Com as mudanças culturais no século XX, a filósofa francesa Simone de Beauvoir, ao dedicar-se sobre o assunto, divide em dois momentos a questão: a visão de fora, da sociedade; e a visão de dentro, do próprio idoso. A vida pelos olhos dos próprios idosos, seja pobre ou rico, apresenta seus sentimentos como jovens. Por isso, respeitar os sonhos das pessoas de idade avançada é uma forma de ter respeito.

Em contraponto, há grupos da terceira idade que costumam programar reuniões ou viagens em excursão. Mas, ainda, há aquelas pessoas idosas que não têm condições de sair ou não querem sair, pois preferem ficar em seu cantinho. Ter empatia com todos é um ato de civilidade.

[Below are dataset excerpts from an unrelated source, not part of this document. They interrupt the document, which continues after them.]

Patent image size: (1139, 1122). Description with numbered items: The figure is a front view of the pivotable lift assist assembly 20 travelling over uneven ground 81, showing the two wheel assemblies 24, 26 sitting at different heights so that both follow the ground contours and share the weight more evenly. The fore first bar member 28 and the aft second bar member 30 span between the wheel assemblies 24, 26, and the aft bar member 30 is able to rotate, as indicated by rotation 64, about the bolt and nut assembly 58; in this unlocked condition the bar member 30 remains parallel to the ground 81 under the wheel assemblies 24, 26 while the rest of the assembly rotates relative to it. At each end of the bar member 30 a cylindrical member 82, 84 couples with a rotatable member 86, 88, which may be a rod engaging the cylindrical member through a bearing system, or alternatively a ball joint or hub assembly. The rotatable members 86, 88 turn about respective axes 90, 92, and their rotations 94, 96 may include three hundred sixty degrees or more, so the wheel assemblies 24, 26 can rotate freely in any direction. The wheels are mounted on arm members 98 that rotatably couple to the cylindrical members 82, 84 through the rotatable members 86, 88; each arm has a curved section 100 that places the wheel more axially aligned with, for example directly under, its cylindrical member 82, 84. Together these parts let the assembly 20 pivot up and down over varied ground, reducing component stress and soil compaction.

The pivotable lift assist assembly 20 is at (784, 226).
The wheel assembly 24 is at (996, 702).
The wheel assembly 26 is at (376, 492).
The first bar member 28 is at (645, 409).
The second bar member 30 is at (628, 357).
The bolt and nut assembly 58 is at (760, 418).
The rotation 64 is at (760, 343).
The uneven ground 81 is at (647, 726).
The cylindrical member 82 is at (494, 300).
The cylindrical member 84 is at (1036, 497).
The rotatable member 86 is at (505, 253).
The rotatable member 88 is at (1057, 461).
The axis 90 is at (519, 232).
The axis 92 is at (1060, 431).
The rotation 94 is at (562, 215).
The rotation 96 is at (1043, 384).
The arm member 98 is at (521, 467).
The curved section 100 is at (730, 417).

Ler o Estatuto da Pessoa Idosa (Lei 10.741/2003), pesquisar os direitos, ter cuidados com a saúde física, mental e espiritual é importante. Devemos combater o etarismo e a humilhação social contra os idosos. Se sofre violência, seja ela física, psicológica, financeira, patrimonial, afetiva, denuncie. Ligue para 180 ou vá direto a uma delegacia da mulher e da pessoa idosa. Sejamos solidários, solidárias com todos.

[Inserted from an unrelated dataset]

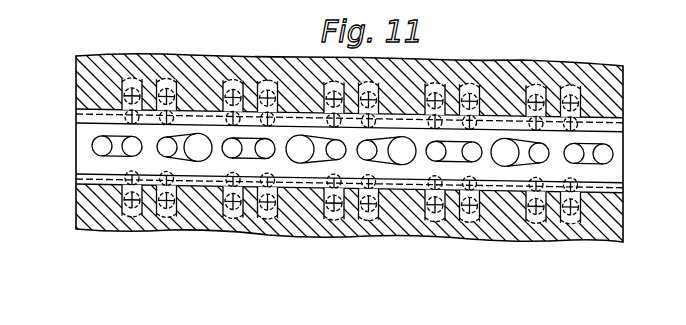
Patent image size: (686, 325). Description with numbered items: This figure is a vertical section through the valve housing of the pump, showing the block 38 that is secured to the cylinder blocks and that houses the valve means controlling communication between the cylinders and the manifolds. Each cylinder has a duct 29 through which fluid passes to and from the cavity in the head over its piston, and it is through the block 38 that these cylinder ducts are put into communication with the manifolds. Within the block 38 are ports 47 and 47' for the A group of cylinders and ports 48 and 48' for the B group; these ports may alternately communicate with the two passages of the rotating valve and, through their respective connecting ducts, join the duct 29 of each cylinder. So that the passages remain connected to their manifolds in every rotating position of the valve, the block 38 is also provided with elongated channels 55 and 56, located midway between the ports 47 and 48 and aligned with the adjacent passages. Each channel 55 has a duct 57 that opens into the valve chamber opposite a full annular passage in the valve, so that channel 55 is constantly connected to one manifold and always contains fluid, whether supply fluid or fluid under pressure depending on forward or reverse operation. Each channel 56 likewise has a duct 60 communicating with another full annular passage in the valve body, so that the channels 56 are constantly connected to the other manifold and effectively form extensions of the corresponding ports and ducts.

Que Cora Coralina, escritora aos 70 anos, inspire homens e mulheres a viver bem.

Maria Terezinha Corrêa
Mestra em Antropologia, especialista em Ensino de Filosofia, graduada em Filosofia e Pedagogia, cursou Teologia pelo Mater Ecclesiae, filiada à ABA, APEOESP e SBPC, membro da diretoria da APROFFIB, membro da Comissão de Prevenção e Combate à Tortura (ALESC) e voluntária na Pastoral da Pessoa Idosa, ligada à Arquidiocese de Florianópolis. Atualmente, professora de Filosofia na Prefeitura de São José-SC.